A federal agency, fearing that its computer systems were widely affected by a computer virus in 2011, spent $2.7 million cutting off its email from the outside world and physically destroying computers, keyboards and computer mice to remedy the problem.
Spurred to action by inaccurate information about a malware issue from the Commerce Department’s Computer Incident Response Team (DOC CIRT), the Economic Development Administration (EDA), a grantmaking agency within the Commerce Department, worried that it was under attack from a nation state.
Although DOC CIRT corrected its mistake after its initial report, that did not stop the EDA from destroying $170,500 in IT equipment when an outside cybersecurity contractor was unable to guarantee EDA’s systems were safe from malware.
The destruction only stopped after EDA ran out of money and the Commerce Department’s Office of the Chief Information Officer denied the agency’s request for more funds for its recovery efforts.

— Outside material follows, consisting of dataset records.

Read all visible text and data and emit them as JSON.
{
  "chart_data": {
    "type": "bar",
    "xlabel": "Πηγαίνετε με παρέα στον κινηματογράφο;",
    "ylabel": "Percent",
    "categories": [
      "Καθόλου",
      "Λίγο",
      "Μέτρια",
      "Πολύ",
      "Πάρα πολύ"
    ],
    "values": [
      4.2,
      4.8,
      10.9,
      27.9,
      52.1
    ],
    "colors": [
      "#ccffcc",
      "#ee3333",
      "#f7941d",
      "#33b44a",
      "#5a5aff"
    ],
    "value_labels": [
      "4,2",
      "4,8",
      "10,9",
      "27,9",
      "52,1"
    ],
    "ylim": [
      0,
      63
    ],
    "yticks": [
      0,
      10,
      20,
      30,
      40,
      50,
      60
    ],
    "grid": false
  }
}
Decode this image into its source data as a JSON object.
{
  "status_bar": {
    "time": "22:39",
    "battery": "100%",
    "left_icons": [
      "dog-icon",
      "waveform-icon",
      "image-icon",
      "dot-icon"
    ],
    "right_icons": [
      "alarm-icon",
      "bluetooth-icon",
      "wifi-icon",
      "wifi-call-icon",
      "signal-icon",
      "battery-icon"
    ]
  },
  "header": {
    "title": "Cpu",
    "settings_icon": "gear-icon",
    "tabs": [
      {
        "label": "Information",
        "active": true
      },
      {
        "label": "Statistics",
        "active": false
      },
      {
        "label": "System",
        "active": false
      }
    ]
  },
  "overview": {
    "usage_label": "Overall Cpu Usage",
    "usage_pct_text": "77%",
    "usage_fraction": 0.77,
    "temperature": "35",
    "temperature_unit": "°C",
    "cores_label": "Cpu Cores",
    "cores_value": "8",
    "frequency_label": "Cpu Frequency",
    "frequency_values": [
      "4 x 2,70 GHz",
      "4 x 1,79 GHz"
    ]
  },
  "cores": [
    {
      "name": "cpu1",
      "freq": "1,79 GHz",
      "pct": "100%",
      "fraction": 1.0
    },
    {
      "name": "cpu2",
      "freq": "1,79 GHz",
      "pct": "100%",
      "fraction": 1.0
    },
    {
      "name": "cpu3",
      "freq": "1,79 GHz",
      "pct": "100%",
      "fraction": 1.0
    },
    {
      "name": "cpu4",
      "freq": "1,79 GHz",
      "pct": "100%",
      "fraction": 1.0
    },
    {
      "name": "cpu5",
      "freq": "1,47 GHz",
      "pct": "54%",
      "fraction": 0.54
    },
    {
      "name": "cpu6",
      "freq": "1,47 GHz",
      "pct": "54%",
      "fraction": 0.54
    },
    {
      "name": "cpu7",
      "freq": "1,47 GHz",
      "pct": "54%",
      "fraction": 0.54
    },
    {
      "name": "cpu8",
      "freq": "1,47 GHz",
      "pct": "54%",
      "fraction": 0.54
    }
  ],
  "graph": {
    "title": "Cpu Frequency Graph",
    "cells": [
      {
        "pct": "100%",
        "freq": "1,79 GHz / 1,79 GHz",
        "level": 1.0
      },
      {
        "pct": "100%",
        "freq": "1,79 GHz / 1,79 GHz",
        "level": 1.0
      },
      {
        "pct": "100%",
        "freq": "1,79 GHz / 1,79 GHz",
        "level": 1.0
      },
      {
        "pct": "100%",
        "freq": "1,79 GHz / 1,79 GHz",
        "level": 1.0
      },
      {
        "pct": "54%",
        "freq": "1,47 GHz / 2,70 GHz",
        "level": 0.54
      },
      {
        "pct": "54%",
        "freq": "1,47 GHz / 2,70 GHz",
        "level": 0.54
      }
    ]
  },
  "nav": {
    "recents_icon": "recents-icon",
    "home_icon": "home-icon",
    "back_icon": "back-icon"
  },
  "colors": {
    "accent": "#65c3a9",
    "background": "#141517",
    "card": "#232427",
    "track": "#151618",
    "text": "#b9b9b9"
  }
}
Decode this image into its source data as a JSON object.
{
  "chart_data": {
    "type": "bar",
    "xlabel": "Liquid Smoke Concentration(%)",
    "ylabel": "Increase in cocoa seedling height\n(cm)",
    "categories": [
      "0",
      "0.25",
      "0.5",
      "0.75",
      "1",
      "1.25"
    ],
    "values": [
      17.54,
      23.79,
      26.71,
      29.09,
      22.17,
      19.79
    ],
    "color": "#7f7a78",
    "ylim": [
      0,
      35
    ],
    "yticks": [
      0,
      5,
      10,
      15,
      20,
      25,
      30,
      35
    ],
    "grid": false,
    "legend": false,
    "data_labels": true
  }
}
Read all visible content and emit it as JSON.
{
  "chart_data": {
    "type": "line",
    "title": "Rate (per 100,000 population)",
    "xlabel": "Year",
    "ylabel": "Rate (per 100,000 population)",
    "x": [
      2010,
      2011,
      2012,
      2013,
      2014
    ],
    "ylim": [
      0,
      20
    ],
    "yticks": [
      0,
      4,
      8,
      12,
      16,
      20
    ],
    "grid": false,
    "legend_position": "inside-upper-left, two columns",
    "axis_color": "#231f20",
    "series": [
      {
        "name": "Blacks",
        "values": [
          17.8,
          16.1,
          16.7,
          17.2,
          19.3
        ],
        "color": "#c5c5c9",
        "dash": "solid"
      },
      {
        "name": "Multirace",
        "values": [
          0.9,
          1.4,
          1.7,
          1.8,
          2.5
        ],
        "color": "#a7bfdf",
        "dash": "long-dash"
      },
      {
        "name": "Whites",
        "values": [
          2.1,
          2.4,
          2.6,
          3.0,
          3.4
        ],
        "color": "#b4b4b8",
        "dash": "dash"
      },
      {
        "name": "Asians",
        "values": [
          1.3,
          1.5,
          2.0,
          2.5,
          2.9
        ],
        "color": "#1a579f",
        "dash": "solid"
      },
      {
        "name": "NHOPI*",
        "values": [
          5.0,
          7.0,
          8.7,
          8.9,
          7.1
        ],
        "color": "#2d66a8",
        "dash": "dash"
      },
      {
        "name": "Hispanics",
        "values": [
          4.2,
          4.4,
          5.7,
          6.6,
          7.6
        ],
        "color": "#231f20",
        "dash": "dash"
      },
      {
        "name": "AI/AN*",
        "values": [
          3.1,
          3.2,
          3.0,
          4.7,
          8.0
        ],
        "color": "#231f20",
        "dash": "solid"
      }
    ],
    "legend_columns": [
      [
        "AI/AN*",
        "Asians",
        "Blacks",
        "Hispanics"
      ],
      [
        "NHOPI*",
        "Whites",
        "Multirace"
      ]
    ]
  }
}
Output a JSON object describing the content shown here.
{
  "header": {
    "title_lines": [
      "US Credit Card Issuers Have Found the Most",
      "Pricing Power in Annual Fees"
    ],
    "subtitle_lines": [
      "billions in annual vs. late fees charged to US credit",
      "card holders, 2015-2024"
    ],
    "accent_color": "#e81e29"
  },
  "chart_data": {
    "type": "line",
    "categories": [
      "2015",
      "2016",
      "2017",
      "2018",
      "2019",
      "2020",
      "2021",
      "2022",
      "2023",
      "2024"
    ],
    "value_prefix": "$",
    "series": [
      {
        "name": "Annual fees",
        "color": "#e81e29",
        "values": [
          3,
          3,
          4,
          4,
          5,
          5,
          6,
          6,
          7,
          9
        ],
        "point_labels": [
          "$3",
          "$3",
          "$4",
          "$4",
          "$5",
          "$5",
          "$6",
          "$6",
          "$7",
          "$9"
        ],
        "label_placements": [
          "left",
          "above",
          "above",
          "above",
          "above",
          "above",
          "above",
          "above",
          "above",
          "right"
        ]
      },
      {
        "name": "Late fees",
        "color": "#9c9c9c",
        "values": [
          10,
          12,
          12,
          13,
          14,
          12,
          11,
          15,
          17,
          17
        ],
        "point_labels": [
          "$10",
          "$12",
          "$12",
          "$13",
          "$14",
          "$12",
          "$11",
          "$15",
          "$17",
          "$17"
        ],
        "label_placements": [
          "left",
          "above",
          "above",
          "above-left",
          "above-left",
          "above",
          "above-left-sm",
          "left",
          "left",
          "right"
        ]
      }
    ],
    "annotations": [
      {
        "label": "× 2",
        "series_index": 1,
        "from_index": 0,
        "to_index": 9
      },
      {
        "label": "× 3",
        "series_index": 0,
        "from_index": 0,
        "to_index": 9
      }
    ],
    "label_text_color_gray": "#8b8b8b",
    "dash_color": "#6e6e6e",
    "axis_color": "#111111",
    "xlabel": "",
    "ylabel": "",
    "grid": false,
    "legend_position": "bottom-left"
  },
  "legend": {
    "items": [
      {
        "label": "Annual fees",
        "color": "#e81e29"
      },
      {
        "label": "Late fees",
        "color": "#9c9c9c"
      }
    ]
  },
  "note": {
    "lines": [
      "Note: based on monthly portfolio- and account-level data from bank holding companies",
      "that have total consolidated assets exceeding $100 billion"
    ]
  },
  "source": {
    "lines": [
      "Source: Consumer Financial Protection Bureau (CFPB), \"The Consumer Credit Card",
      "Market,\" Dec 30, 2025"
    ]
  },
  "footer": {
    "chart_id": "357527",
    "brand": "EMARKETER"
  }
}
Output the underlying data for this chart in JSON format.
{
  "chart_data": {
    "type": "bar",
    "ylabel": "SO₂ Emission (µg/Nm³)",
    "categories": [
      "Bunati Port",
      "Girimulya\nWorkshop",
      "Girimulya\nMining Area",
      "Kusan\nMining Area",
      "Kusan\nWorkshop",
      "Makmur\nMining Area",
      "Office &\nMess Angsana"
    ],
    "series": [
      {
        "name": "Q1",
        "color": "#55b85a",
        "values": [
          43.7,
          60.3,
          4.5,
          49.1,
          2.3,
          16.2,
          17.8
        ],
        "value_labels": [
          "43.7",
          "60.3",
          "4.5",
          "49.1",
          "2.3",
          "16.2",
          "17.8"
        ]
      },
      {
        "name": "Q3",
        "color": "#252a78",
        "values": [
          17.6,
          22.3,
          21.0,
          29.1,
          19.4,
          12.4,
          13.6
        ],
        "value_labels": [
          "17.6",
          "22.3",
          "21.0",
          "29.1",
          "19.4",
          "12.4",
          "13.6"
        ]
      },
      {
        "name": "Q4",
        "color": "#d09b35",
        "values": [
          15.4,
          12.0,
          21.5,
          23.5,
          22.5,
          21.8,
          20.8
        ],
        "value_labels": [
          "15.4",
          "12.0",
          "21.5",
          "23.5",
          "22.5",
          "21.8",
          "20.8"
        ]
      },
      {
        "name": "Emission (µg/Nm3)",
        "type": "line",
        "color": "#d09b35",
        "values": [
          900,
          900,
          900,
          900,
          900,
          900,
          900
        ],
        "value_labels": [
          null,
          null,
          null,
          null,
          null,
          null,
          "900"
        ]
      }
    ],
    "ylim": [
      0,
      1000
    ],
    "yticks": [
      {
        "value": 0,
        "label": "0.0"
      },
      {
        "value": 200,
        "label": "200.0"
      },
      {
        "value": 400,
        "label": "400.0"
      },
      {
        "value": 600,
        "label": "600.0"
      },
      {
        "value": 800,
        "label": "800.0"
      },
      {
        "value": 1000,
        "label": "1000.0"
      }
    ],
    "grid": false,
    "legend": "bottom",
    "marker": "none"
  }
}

The inspector general determined that the DOC CIRT agent handling the EDA case did not have the proper training necessary to diagnose the problem, which was neither widespread nor persistent, nor did it originate from a nation state.
“We found (1) EDA based its critical incident response decisions on inaccurate information, (2) deficiencies in the Department’s incident response program impeded EDA’s incident response, and (3) misdirected planning efforts hindered EDA’s IT system recovery,” wrote Allen Crawley, assistant inspector general for systems acquisition and IT security.
The EDA saga, which began in December 2011, did not end until March, when the Commerce Department’s Office of the Chief Information Officer restored EDA’s IT operations.
The entire operation cost $2.7 million: $823,000 to the unnamed cybersecurity contractor, $1,061,000 in borrowed IT equipment from the Census Bureau, “$4,300 to destroy $170,500 in IT equipment, and $688,000 paid to contractors to assist in development a long-term response,” reports Ars Technica.
But just in case the EDA was not yet finished destroying its computers, the inspector general recommended to the EDA’s deputy assistant secretary that the agency “does not destroy additional IT inventory that was taken out of service as a result of this cyber incident.”